The Division of Professions and Occupations didn’t have the ability to immediately respond to complaints by inspecting the funeral home premises, so the state had to build a legal case first.
“By the time they were able to enter these facilities and inspect them, they found human remains with mold on them,” Donovan said. “They found an infant body that had decomposed to the state at which it could no longer be identified.”
She was apparently referring to allegations against former Lake County Coroner Shannon Kent, who was convicted of official misconduct in September in connection with his funeral home businesses in Leadville and Gypsum, according to The Denver Post.
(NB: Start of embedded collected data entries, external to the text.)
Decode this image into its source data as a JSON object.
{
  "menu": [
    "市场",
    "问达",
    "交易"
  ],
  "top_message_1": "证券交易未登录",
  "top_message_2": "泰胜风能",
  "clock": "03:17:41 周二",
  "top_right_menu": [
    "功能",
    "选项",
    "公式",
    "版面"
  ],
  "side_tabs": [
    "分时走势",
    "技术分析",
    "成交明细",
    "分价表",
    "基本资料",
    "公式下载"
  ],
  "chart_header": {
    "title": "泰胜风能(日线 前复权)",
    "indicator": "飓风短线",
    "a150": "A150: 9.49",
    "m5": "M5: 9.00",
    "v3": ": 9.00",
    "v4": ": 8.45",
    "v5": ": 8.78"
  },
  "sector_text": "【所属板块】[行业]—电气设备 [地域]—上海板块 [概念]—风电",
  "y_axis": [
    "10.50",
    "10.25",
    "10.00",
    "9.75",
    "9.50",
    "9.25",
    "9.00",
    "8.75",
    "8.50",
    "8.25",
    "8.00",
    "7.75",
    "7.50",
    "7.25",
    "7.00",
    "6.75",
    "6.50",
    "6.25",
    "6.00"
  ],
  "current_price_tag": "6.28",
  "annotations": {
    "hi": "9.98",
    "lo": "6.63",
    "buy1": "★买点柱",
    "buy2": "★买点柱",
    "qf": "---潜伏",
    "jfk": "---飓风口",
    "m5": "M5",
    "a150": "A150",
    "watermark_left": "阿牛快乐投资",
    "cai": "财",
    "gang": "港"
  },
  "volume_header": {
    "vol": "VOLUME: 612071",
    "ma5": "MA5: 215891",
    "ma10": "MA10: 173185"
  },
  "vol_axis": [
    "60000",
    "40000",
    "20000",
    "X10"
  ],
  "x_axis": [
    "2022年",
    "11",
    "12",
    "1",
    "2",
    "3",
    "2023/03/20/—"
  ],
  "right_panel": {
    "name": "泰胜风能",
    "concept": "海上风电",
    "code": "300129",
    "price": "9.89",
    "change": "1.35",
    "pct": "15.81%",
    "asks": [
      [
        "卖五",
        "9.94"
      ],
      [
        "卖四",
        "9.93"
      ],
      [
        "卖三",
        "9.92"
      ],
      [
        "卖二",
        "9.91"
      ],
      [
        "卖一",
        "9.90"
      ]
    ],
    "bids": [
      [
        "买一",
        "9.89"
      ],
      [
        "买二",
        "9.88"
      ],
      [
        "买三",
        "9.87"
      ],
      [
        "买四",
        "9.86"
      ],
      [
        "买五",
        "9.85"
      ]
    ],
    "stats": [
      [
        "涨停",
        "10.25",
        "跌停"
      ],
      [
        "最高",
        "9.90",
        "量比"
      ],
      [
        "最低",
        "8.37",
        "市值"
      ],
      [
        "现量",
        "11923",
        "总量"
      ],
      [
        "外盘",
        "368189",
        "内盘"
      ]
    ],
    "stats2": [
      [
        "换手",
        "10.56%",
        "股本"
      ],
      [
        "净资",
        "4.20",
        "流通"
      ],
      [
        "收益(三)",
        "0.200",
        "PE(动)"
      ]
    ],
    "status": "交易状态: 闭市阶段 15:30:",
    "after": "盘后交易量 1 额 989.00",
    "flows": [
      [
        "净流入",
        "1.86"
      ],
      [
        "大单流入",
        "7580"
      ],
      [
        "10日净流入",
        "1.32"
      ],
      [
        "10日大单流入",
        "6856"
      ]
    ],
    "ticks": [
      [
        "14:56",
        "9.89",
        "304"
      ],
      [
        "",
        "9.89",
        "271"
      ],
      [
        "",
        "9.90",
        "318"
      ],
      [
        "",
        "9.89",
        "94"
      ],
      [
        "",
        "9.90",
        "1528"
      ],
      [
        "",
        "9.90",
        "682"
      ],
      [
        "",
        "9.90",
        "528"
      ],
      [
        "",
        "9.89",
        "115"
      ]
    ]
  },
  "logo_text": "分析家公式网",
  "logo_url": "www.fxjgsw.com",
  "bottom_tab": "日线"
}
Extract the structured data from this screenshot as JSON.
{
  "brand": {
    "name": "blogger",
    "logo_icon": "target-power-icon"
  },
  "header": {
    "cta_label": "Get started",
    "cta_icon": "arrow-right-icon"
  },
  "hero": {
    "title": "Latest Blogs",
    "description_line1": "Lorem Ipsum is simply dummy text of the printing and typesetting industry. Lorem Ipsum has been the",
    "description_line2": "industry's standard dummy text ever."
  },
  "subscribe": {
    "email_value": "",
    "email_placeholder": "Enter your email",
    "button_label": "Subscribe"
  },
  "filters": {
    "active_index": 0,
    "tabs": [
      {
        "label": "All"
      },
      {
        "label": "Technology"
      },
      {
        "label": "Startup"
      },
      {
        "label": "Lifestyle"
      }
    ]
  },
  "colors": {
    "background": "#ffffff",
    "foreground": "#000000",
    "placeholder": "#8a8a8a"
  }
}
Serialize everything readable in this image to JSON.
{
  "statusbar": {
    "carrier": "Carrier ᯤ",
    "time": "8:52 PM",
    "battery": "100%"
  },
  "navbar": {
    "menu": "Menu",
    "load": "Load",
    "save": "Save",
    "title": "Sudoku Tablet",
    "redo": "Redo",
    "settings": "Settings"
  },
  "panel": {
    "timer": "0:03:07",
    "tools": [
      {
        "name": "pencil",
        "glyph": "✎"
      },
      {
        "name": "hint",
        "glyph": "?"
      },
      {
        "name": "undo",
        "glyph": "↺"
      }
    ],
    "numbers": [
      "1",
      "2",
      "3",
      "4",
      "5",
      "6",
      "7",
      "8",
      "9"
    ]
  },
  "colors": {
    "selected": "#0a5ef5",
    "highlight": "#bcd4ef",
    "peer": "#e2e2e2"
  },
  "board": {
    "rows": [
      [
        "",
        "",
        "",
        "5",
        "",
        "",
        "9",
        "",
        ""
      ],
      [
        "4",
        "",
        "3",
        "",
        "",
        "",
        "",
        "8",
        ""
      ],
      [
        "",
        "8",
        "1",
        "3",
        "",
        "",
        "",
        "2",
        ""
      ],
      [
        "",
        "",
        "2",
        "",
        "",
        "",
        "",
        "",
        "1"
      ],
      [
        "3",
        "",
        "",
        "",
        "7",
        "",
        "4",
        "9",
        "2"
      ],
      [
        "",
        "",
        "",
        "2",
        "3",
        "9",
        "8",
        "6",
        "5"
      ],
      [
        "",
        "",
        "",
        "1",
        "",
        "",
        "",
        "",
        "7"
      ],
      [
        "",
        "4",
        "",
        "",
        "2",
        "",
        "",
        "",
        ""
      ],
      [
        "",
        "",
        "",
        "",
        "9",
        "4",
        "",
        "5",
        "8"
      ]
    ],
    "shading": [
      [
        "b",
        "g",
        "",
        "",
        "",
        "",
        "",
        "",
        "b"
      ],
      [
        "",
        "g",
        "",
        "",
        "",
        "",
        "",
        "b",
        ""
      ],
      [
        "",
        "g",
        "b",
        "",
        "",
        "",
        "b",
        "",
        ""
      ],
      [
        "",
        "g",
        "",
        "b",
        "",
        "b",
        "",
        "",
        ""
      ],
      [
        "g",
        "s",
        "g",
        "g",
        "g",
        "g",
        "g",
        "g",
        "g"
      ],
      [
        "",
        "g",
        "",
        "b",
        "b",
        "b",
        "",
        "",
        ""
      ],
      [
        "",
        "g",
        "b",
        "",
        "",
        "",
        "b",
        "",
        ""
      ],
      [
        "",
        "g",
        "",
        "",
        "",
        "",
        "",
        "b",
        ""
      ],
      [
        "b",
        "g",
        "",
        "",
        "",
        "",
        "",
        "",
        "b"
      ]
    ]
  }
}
“These are circumstances that are hard to imagine — that someone would think that that was the appropriate way to not only run a business, but run a business that is so important at this point of tragedy and mourning,” Donovan continued.
Another recent case involved Megan Hess and Shirley Koch, owners of Sunset Mesa Funeral Directors in Montrose, who were indicted by a federal grand jury for allegedly giving people fake ashes and selling body parts.
Donovan sponsored HB-1073 in the Senate along with Sen. Don Coram, a Montrose Republican. Reps. Dylan Roberts, an Avon Democrat, and Matt Soper, a Republican from Delta, led the bill in the House of Representatives.
“This is something that we all go through, and, you know, this very day, our family is dealing with a very reputable funeral home, but not all are,” Coram said Tuesday. “This is just vital that we give this bill full consideration, and the families the respect they are due.”
The Senate voted unanimously Wednesday to pass HB-1073. The state House of Representatives voted to approve HB-1073 on Feb. 16 by a vote of 53 to 10, with one lawmaker excused. All of the no votes in the House came from Republicans, though the majority of representatives from both parties supported the bill.
No business organizations, local governments or advocacy groups formally opposed HB-1073. Supporters included the Colorado Funeral Directors Association.
HB-1073 now heads to the desk of Gov. Jared Polis, a Democrat, for his signature.